It’s a public holiday today in London and sadly for the end of the holiday long weekend it is pouring with rain. Although that doesn’t stop people from going out!! Given our limited time in London, we do the same. We decide to head to Hampstead, a village about 30 minutes north by the underground.
As we arrive the rain is coming down in buckets, we find a little café for some breakfast and sit in the warm dry air for a while, hoping the rain eases. Breakfast, at Olive and Sage, is nice, nothing spectacular. Mardi has eggs benedict, and I have Turkish eggs, supposedly spicy, but not so much. Something we have noticed since arriving is the food is very bland. Not a lot of spice, or salt.

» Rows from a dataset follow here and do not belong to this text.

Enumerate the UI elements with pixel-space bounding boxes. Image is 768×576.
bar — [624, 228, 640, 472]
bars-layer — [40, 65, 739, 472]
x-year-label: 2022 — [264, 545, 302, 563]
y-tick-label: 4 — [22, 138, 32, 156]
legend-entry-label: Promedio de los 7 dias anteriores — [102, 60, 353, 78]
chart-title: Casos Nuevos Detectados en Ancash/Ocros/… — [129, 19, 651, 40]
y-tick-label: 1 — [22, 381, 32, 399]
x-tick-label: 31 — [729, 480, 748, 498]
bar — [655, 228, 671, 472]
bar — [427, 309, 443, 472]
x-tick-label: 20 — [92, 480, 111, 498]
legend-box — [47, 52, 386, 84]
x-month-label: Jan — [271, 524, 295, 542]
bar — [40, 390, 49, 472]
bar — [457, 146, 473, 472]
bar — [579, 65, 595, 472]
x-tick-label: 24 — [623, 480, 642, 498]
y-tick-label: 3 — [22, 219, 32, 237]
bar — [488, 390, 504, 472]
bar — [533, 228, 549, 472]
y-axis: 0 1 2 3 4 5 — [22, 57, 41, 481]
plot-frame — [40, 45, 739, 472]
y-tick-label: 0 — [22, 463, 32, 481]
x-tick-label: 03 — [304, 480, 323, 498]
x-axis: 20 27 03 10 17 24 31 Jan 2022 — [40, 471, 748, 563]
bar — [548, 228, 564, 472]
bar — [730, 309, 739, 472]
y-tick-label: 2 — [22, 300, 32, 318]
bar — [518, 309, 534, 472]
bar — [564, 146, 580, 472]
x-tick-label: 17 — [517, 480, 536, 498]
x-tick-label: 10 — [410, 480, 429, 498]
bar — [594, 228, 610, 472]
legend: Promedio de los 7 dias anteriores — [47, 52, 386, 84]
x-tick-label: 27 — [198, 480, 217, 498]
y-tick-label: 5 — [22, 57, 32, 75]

After breakfast we walk down Flask Lane into Flask Walk, so named after the pub that has been here for three hundred years, The Flask. After only ten minutes, we give it away. The rain is just too much, and we are getting soaked, despite our rain jackets. We hope back on the train and head for a museum instead.
We go to Knightsbridge, the Victoria and Albert is here as well as the Natural History Museum and the Science Museum. We wait in line at the Natural History Museum: it seems everyone else has the same idea, the line to get in stretches for hundreds of metres. Mardi checks out the head of the queue to see what our wait might be like
“Hours” she comes back with. We decide to not wait and instead cross the road to the V and A.
The Victoria and Albert Museum, commonly known as the V&A, is located in South Kensington, London, near Knightsbridge. Established in 1852, it is the world’s largest museum of applied and decorative arts and design, housing a collection of over 2.3 million objects. The museum’s extensive collections span 5,000 years of art, from ancient times to the present, and include ceramics, fashion, furniture, textiles, photography, sculpture, and more. Notable for its stunning architecture, the V&A also features a rich program of temporary exhibitions, educational activities, and events, making it a vibrant cultural hub.
We wander the various halls looking at antiquities from by-gone eras, architectural exhibits and a furniture exhibition. It’s an amazing space, large and confusing at times and after a couple of hours we call it a day.
On our way home, we stop at a Marks and Spencer convenience store at Bond Street Station and grab some snacks and a sandwich for dinner. It is still very wet, so we spend the afternoon and evening in-doors catching up on reading. I also prepare for some meetings for work that I have, as well as my visit to the Royal National Institute for the Blind (RNIB).